A second sub-analysis presented at the AHA Scientific Sessions 2011 assessed the risk of bleeding with Pradaxa compared to well-controlled warfarin in patients undergoing surgery (n = 4,615). The analysis showed that there was no increased risk of peri-operative bleeding with both doses of Pradaxa compared to well-controlled warfarin, even among patients having emergency or major surgery.

Key findings were:

  • There was no significant difference in the risk of bleeding, including major (RR = 1.08; p = 0.64), minor (RR = 1.15; p = 0.25), fatal (RR = 1.01; p = 0.99), bleeding requiring re-operation (RR = 1.39; p = 0.32) and bleeding requiring red blood cell transfusion (RR = 0.85; p = 0.37), between patients receiving Pradaxa 150mg bid compared to warfarin.
  • Emergency surgery was associated with more major bleeds across all treatment groups compared to those having elective surgery (Pradaxa 110mg: 17.5% vs. 2.7%, Pradaxa 150mg: 17.4% vs. 3.8%, warfarin: 21.7% vs. 3.3%; p<0.001 for all).
  • Major bleeding was more common for major compared to minor surgery with both doses of Pradaxa compared to warfarin (Pradaxa 110mg: 6.3% vs. 1.9%, Pradaxa 150mg: 6.4% vs. 3.2%, warfarin: 8.0% vs. 1.8%; p<0.01 for all). However, there were no significant differences between treatment arms.

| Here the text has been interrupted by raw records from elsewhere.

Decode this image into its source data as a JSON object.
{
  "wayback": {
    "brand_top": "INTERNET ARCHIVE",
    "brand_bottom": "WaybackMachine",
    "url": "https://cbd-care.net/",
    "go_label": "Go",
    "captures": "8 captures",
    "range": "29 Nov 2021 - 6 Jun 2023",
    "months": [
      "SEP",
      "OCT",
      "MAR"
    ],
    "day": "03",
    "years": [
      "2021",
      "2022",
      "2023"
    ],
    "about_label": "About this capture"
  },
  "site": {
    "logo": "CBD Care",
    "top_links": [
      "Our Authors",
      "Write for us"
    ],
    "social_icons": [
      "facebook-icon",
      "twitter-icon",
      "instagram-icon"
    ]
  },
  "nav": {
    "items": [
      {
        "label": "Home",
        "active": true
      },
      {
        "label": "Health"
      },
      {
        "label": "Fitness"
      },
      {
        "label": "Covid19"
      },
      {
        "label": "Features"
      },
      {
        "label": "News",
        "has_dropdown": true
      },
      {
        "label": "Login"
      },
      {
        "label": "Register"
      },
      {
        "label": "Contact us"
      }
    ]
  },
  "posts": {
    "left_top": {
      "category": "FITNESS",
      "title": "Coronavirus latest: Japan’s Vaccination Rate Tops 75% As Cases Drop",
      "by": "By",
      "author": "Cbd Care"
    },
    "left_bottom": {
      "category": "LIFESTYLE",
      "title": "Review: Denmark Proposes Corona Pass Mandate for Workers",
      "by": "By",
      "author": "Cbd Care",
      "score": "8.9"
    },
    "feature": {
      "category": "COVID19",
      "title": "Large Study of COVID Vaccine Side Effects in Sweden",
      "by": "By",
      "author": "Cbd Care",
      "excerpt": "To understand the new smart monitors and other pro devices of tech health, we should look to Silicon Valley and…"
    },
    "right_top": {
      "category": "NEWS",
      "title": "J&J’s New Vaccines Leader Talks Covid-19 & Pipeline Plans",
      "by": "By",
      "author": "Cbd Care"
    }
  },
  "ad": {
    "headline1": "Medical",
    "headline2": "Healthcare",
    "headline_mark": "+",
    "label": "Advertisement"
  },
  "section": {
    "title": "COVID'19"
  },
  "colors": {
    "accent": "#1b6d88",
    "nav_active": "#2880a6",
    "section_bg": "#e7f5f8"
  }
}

Jeff Healey, McMaster University, Hamilton, Canada, commented, “This sub-study highlights that patients taking Pradaxa who require surgery or invasive procedures have no increased risk of bleeding complications compared to patients treated with warfarin, even when these procedures are major or are performed on an emergency basis. This is important as one-quarter of RE-LY patients underwent an invasive procedure or surgery over a two-year period. Patients receiving Pradaxa required a shorter period of interruption of their anticoagulation.”

Pradaxa has been approved for the prevention of stroke in atrial fibrillation in more than 50 countries worldwide (including the USA, Canada, Japan and the member states of European Union). Since the first launch of Pradaxa in this new indication in October 2010, more than 450,000 patients have already been prescribed the novel oral anticoagulant.